Белое движение. Исторические портреты (сборник) — страница 69 из 300

29 августа за «попытку вооруженного восстания против Временного Правительства» генералы Деникин, Марков и генерал-квартирмейстер Штаба фронта генерал М. И. Орлов были арестованы по приказанию комиссара Юго-Западного фронта и заключены в Бердичевскую тюрьму. Почти месяц Деникин и Марков находились в Бердичеве, испытав за это время немало унижений и ожидая скорой расправы «военно-революционного» суда, которая чуть не произошла при переводе их в город Старый Быхов Могилевской губернии, где находились под стражей остальные «Корниловцы». Путь генералов бывшей Русской Армии по Бердичеву до вокзала 26 сентября 1917 года был ужасен. Разнузданная озверевшая толпа превзошла самое себя в гнусностях и издевательствах, так что прибыли они в Быхов забросанные грязью, некоторые с кровоподтеками. «Марков! Голову выше! Шагай бодрее!» – кричали «товарищи». Но Марков не терял присутствия духа – он, не переставая, резко отвечал на брань и окрики солдат. От самосуда генералов спасла только охрана из роты юнкеров 2-й Житомирской школы прапорщиков.

В Быховском заключении находились вместе с Корниловым около двадцати арестованных генералов и офицеров. Записи, сделанные в это время Сергеем Леонидовичем, говорят о настроении узников: «Зачем нас судят, когда участь наша предрешена! Пусть бы уж сразу расстреляли… Люди жестоки, и в борьбе политических страстей забывают человека. Я не вор, не убийца, не изменник. Мы инако мыслим, но каждый ведь любит свою Родину, как умеет, как может: теперь насмарку идет 39-летняя упорная работа. И в лучшем случае придется все начинать сначала… Военное дело, которому целиком отдал себя, приняло формы, при которых остается лишь одно: взять винтовку и встать в ряды тех, кто готов еще умереть за Родину».

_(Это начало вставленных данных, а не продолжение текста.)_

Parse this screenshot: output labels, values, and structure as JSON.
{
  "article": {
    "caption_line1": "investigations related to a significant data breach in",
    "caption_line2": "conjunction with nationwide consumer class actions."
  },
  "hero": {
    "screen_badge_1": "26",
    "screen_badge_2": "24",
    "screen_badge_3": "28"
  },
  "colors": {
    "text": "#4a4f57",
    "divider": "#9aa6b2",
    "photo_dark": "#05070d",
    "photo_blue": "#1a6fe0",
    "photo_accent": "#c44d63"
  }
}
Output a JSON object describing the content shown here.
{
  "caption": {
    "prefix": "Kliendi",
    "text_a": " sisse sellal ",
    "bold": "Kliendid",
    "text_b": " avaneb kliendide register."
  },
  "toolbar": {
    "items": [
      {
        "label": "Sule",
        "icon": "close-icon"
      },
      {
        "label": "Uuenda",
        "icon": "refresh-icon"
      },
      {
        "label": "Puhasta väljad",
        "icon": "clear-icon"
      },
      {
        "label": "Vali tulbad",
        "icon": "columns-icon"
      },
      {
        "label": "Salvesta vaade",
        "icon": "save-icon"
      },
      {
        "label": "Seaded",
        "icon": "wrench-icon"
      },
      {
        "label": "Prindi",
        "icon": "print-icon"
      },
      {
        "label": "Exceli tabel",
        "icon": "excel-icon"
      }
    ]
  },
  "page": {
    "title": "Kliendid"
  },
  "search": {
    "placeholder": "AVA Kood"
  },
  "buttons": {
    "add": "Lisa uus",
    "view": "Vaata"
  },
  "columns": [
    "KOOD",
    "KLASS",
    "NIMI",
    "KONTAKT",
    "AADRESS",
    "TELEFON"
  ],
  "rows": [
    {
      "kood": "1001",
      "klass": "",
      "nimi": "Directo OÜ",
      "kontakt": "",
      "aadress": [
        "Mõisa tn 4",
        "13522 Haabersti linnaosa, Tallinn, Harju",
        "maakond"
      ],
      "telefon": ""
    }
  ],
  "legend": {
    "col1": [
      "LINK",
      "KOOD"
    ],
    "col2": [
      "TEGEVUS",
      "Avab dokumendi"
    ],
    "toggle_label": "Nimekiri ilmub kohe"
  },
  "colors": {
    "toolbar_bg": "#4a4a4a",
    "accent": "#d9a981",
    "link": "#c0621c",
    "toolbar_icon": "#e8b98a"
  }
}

Быховские узники были освобождены распоряжением последнего Верховного Главнокомандующего генерала Н. Н. Духонина, поскольку дальнейшее пребывание в Быхове грозило им расправой, которой вскоре подвергся сам Духонин. Утром 19 ноября генералы Деникин, А. С. Лукомский, И. П. Романовский и Марков отбыли на Дон (Корнилов двинулся ночью во главе Текинского конного полка), где в это время уже находился генерал М. В. Алексеев. Ехали по одному или по два, переодетыми. Марков искусно играл роль денщика при «прапорщике» Романовском. Деникин записал свои впечатления от встречи с Романовским и Марковым в Харькове: «Марков – денщик Романовского – в дружбе с “товарищами”, бегает за кипятком для “своего офицера” и ведет беседы самоуверенным тоном, с митинговым пошибом, ежеминутно сбиваясь на культурную речь. Какой-то молодой поручик, возвращающийся из отпуска в Кавказскую армию, посылает его за папиросами и потом мнет нерешительно бумажку в руке: дать на чай или обидится?»

* * *

В Добровольческой Армии генерал Марков развернулся во всю ширь своей натуры. Если поля сражений Японской и Первой мировой войн принесли ему заслуженную боевую славу, то в 1-м Кубанском походе имя Маркова стало поистине легендарным, рассказы о его безрассудной храбрости, блестящем исполнении военных задач любой сложности передавались из уст в уста. «Белый Витязь», «Бог войны», «Ангел-хранитель» – это только некоторые из эпитетов, которых он был удостоен. «Легко быть смелым и честным, помня, что смерть лучше позорного существования в оплеванной и униженной России», – этому своему выбору Сергей Леонидович остался верен до смерти. И хотя он погиб в самом начале Гражданской войны, его имя стало одним из символов Белого движения. По словам Деникина, «в его ярко индивидуальной личности нашел отражение пафос добровольчества, свободного от темного налета наших внутренних немощей, от разъедающего влияния политической борьбы. Марков всецело и безраздельно принадлежал армии. Судьба позволила ему избегнуть политического омута, который засасывал других.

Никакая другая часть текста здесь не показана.